All the treatments differed significantly with respect to acid invertase activity. Among the treatments T4 (BAP @50 ppm for 1 hour) recorded highest invertase activity (70.90ìg invert sugars mg-1 protein) compared to untreated bud chips (24.91ìg invert sugars mg-1 protein). Significant difference was observed in activity of acid invertase
enzyme with different potions of the cane. Top portion of the cane recorded significantly highest enzyme activity (47.49 ìg invert sugars mg-1 protein). Very less enzyme activity was observed in the bud chips collected from bottom portion of the cane (35.58ìg invert sugars mg-1 protein). The low enzyme activity in the bottom portion of the cane might be the reason for less conversion and more accumulation of non reducing sugars.
In general, acid invertase activity was observed to be more at 15 days after planting compared to that of 30 days after planting in all the treatments.

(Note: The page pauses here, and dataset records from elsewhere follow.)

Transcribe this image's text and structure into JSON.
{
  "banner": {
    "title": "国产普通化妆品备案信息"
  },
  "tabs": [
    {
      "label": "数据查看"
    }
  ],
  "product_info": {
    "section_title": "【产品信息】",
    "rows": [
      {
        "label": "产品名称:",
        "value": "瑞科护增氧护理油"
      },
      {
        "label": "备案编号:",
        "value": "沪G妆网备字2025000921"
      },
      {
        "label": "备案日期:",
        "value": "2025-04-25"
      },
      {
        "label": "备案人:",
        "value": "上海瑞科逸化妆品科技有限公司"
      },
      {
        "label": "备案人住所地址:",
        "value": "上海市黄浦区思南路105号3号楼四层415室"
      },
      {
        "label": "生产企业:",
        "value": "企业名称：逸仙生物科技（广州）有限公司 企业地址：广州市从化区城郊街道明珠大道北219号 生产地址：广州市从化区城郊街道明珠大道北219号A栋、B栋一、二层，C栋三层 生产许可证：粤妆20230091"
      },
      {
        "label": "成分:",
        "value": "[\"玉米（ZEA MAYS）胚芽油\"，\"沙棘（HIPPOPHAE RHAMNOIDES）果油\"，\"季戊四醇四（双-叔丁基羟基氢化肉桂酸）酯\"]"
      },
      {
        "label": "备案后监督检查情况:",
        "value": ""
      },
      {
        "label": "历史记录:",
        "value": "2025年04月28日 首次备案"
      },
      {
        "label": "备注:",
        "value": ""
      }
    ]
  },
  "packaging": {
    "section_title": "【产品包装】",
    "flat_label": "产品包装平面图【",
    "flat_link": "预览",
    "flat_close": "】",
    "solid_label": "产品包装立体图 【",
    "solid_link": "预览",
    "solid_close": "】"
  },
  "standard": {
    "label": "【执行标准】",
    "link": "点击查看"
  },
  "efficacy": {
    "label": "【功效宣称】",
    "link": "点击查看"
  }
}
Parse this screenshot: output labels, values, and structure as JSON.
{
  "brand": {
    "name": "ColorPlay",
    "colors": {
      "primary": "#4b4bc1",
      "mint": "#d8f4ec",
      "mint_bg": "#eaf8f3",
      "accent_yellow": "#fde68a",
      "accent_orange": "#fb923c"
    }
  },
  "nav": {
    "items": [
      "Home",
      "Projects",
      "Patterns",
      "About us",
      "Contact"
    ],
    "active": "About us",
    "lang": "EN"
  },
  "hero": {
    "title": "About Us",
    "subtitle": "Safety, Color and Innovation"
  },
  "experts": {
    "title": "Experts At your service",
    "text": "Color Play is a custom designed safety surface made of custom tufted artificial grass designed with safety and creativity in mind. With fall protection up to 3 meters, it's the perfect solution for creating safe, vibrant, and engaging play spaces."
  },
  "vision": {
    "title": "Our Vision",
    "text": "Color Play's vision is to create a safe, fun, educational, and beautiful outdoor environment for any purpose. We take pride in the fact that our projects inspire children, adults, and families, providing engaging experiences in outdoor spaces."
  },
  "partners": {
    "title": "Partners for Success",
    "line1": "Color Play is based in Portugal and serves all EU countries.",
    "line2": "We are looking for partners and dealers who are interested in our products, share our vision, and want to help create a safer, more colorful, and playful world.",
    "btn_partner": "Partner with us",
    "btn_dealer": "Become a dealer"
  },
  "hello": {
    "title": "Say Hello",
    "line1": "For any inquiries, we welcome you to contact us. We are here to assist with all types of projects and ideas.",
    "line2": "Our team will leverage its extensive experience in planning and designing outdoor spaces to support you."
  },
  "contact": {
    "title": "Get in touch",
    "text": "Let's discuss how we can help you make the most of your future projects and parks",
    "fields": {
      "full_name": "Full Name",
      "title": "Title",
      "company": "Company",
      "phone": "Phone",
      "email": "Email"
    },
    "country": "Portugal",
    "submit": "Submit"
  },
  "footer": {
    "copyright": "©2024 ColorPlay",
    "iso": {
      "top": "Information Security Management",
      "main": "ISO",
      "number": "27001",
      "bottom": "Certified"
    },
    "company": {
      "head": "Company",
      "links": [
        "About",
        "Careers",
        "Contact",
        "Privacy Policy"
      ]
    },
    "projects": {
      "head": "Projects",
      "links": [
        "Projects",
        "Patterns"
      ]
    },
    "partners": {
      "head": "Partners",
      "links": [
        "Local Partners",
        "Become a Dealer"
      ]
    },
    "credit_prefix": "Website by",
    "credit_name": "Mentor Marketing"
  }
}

Morpho-physiological and growth attributes were affected by different chemical treatments. Different growth attributes viz., germination percentage, shoot length and seedling vigour index and also the activity of acid invertase enzyme was found to be the highest in bud chips collected from both top and middle portion of the cane and treated with BAP (50ppm). Bud chips collected from the bottom portion of the cane showed less germination percentage. Better germination and further establishment of the crop from the bud chips of top and middle portion of the cane might be due to the faster inversion of the sugars associated with higher activity of acid invertase in those portions of the cane.